Waldo Leyva ha sido revistero desde sus inicios como escritor, estudiante de letras y promotor cultural y ha devenido en los últimos veintitantos años —es la comprometida experiencia que tengo desde La Gaceta de Cuba—, en un excelente entrevistador. La primera de esas entrevistas que compartimos fue en 1995 a Cristina García y Achy Obejas, texto que contribuyó a la convocatoria que en esos momentos se diseñaba desde la UNEAC y otros espacios académicos y editoriales sobre la necesidad ineludible para hacer visible la cultura cubana de la diáspora.

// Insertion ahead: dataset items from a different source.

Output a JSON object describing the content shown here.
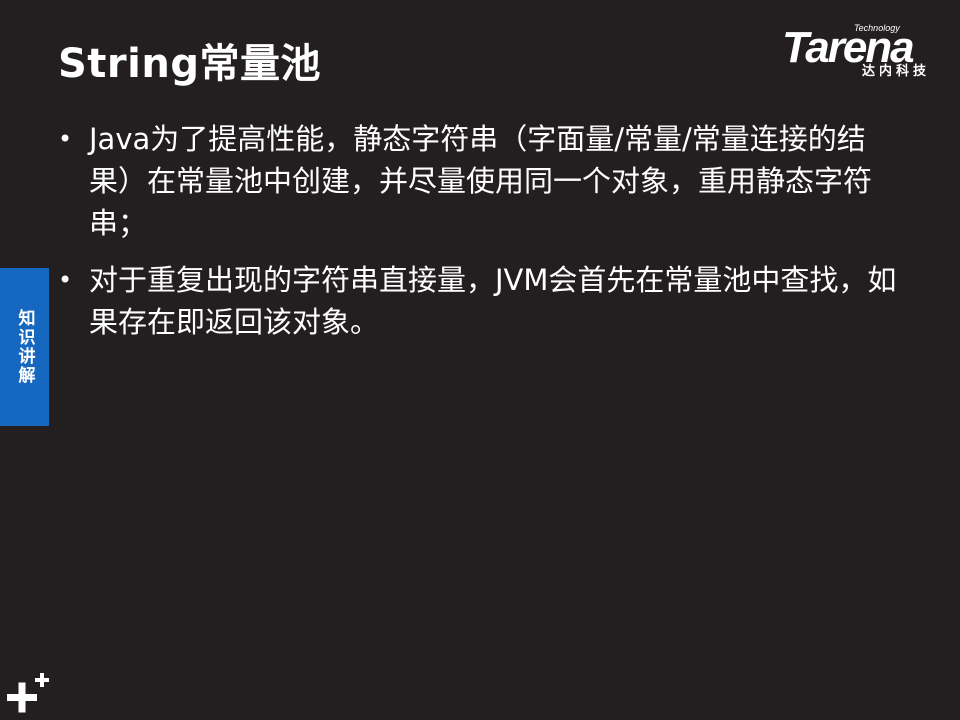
{
  "slide": {
    "title": "String常量池",
    "bullets": [
      {
        "symbol": "•",
        "text": "Java为了提高性能，静态字符串（字面量/常量/常量连接的结果）在常量池中创建，并尽量使用同一个对象，重用静态字符串；"
      },
      {
        "symbol": "•",
        "text": "对于重复出现的字符串直接量，JVM会首先在常量池中查找，如果存在即返回该对象。"
      }
    ]
  },
  "logo": {
    "brand": "Tarena",
    "tagline": "Technology",
    "cn_name": "达内科技"
  },
  "side_tab": {
    "label": "知识讲解",
    "color": "#1567c0"
  },
  "colors": {
    "background": "#231f20",
    "text": "#ffffff"
  },
  "icons": {
    "corner": "plus-plus-icon"
  }
}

Del Waldo revistero repaso brevemente su labor, ya desde fines de los sesenta y los tempranos setenta hasta décadas más recientes, vinculada a la creación de algunas publicaciones, o su colaboración en otras. En el Santiago de sus amores fue director de la revista Mambí, de la Universidad de Oriente, colaborador de Santiago, cala universitaria que tuvo su momento de esplendor durante esa época, lectura que me es afín en la distancia. Fundó Columna, proclamado órgano del movimiento de escritores y artistas de Oriente que presidió durante varios años; creó y dirigió Del Caribe, como suplemento cultural del periódico Sierra Maestra, antecesor de la Revista del Caribe, ya de larga data y probada valía. Estando en la capital le tocaron nuevos empeños, como la gestación y responsabilidad de Letras Cubanas, tan necesaria cuando apareció asociada a la editorial de igual nombre. Colaborador muy cercano a El Caimán Barbudo en sus primeros años —donde descubrí sus poemas—, lo ha sido igual de La Gaceta durante mucho tiempo, como ya comenté, asociación que conforma junto a la poesía; “al lado izquierdo” de apreciar la vida; o al equipo de beisbol preferido —y ahora más que sufrido—, otro espacio de nuestras coincidencias, y condolencias. Bastaría señalar de esa presencia “gaceteril” un grupo de entrevistas reveladoras dadas a conocer en sus páginas, diálogos que se encuentran entre los mejores que hemos publicado, y valga decir —modestia, apártate—, que este género ha sido durante más de un cuarto de siglo de indiscutible reconocimiento en nuestra publicación, y dado lugar a una docena de títulos diversos.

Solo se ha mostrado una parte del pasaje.